提供:(一社)全国農業改良普及支援協会 ・(株)クボタ


畜産

豚にお米を与えると肉が軟らかくなり、商品価値が上がると聞きましたが、本当でしょうか。

 豚の飼料に玄米を利用することは、余剰米の有効活用のために重要な課題です。そのため、以前から給与試験がおこなわれています。ここでは、玄米給与と豚脂肪の関係について紹介します。

豚の脂肪の硬さや軟らかさは、主に含まれる脂肪酸によります。一般にはパルミチン酸などの飽和脂肪酸やオレイン酸などの一価不飽和脂肪酸が多いほど硬くなり、リノール酸などの多価不飽和脂肪酸が多いほど軟らかくなると言われています。

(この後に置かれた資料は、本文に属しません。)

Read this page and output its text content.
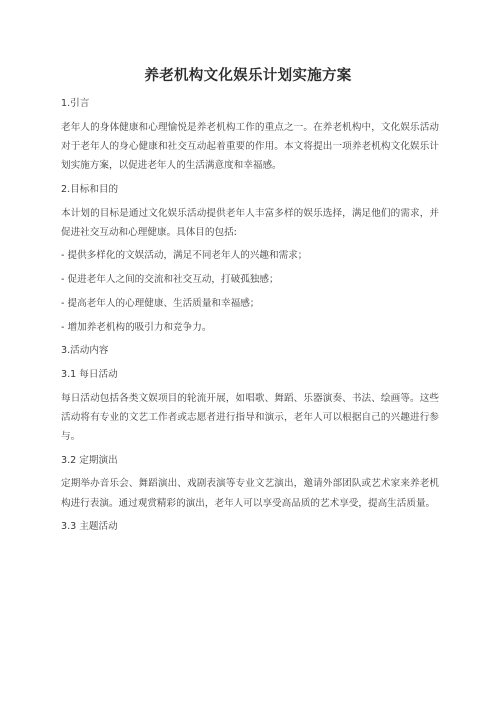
养老机构文化娱乐计划实施方案
1.引言
老年人的身体健康和心理愉悦是养老机构工作的重点之一。在养老机构中，文化娱乐活动对于老年人的身心健康和社交互动起着重要的作用。本文将提出一项养老机构文化娱乐计划实施方案，以促进老年人的生活满意度和幸福感。
2.目标和目的
本计划的目标是通过文化娱乐活动提供老年人丰富多样的娱乐选择，满足他们的需求，并促进社交互动和心理健康。具体目的包括:
- 提供多样化的文娱活动，满足不同老年人的兴趣和需求；
- 促进老年人之间的交流和社交互动，打破孤独感；
- 提高老年人的心理健康、生活质量和幸福感；
- 增加养老机构的吸引力和竞争力。
3.活动内容
3.1 每日活动
每日活动包括各类文娱项目的轮流开展，如唱歌、舞蹈、乐器演奏、书法、绘画等。这些活动将有专业的文艺工作者或志愿者进行指导和演示，老年人可以根据自己的兴趣进行参与。
3.2 定期演出
定期举办音乐会、舞蹈演出、戏剧表演等专业文艺演出，邀请外部团队或艺术家来养老机构进行表演。通过观赏精彩的演出，老年人可以享受高品质的艺术享受，提高生活质量。
3.3 主题活动
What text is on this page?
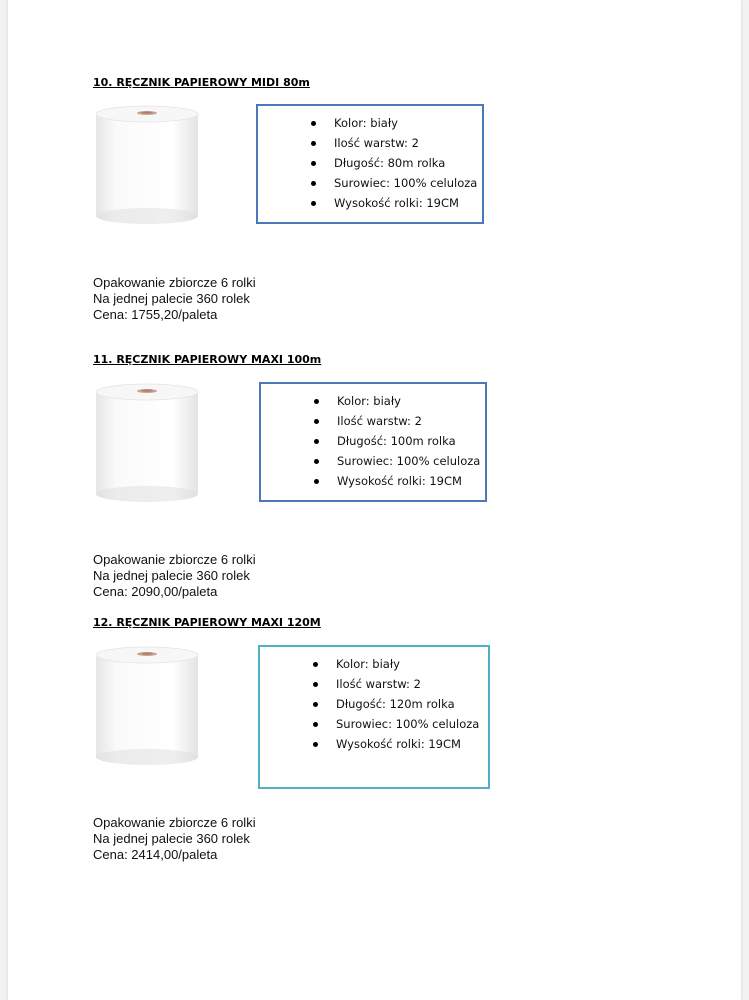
10. RĘCZNIK PAPIEROWY MIDI 80m
Kolor: biały
Ilość warstw: 2
Długość: 80m rolka
Surowiec: 100% celuloza
Wysokość rolki: 19CM
Opakowanie zbiorcze 6 rolki
Na jednej palecie 360 rolek
Cena: 1755,20/paleta
11. RĘCZNIK PAPIEROWY MAXI 100m
Kolor: biały
Ilość warstw: 2
Długość: 100m rolka
Surowiec: 100% celuloza
Wysokość rolki: 19CM
Opakowanie zbiorcze 6 rolki
Na jednej palecie 360 rolek
Cena: 2090,00/paleta
12. RĘCZNIK PAPIEROWY MAXI 120M
Kolor: biały
Ilość warstw: 2
Długość: 120m rolka
Surowiec: 100% celuloza
Wysokość rolki: 19CM
Opakowanie zbiorcze 6 rolki
Na jednej palecie 360 rolek
Cena: 2414,00/paleta
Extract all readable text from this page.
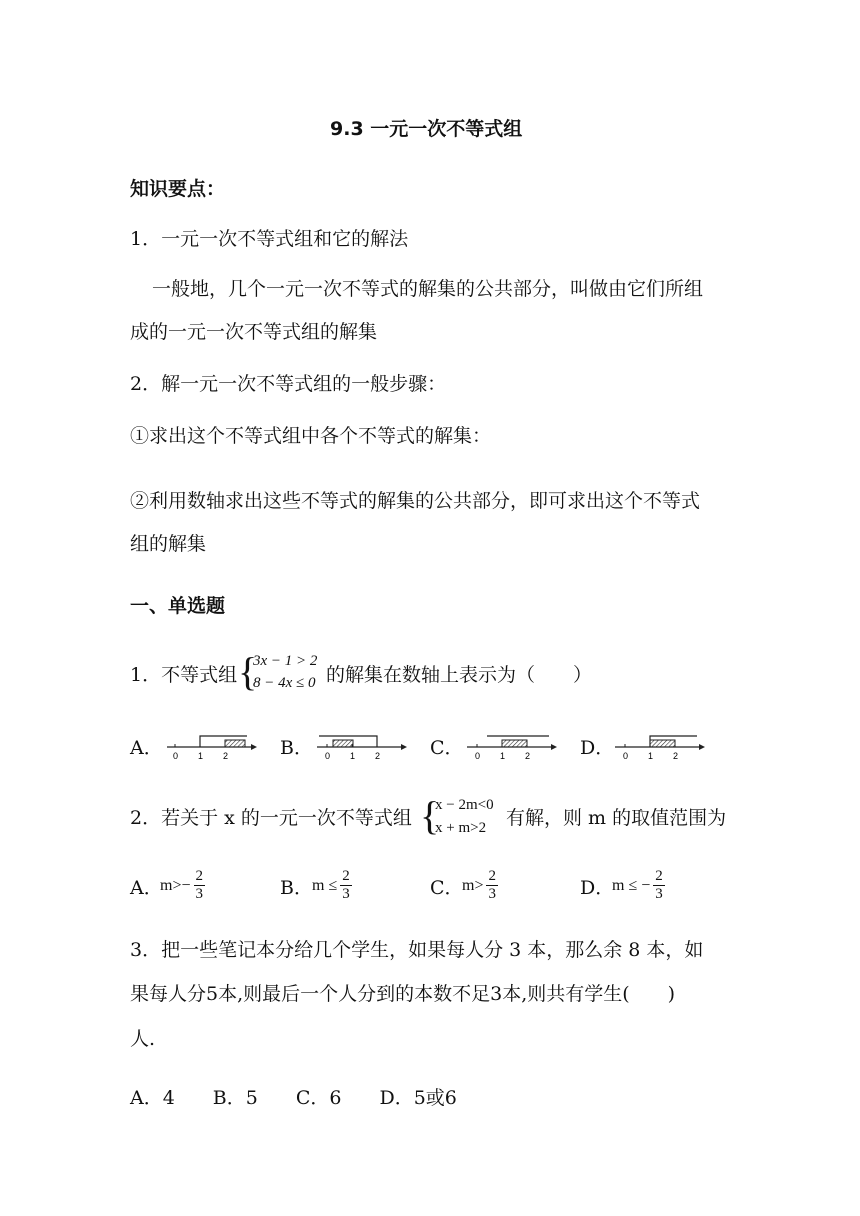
9.3 一元一次不等式组
知识要点：
1．一元一次不等式组和它的解法
一般地，几个一元一次不等式的解集的公共部分，叫做由它们所组
成的一元一次不等式组的解集
2．解一元一次不等式组的一般步骤：
①求出这个不等式组中各个不等式的解集：
②利用数轴求出这些不等式的解集的公共部分，即可求出这个不等式
组的解集
一、单选题
1．不等式组 {
3x − 1 > 2
8 − 4x ≤ 0 的解集在数轴上表示为（　　）
A． 0 1 2	B． 0 1 2	C． 0 1 2	D． 0 1 2
2．若关于 x 的一元一次不等式组 {
x − 2m<0
x + m>2 有解，则 m 的取值范围为
A．
$m>- \frac{2}{3}$	B． $m \le \frac{2}{3}$	C．
m>
2
3	D．
m ≤ − $\frac{2}{3}$
3．把一些笔记本分给几个学生，如果每人分 3 本，那么余 8 本，如
果每人分5本,则最后一个人分到的本数不足3本,则共有学生(　　)
人.
A．4　　B．5　　C．6　　D．5或6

 トウモモロコシの一部を玄米に置き換えて給与すると、豚の脂肪中のリノール酸の割合が低くなり、オレイン酸の割合が高くなるという報告が多く見られます。玄米の配合割合を15%にして60日間給与した場合、あるいは30%に配合割合を高めて45日間給与した場合に、いずれもオレイン酸が上昇し、リノール酸が低下しましたが、肉質への影響ははっきりしませんでした。

 給与試験の中には、脂肪の融点には影響がなかったという報告もありますが、これは配合割合などによると思われ、一般的には、「玄米給与によって脂肪は硬くなる傾向がある」と言えます。

 玄米には10%程度の糠が含まれています。糠を除いた白米には、リノール酸が少なくオレイン酸が多く含まれている(すなわち、脂肪を硬くする)のに対して、糠には逆にリノール酸が多く含まれています。玄米全体としてみると、構成割合の多い白米の影響が大きく出ることになります。

 なお、ご質問の、米を与えると肉そのものが軟らかくなるかについては明らかではありません。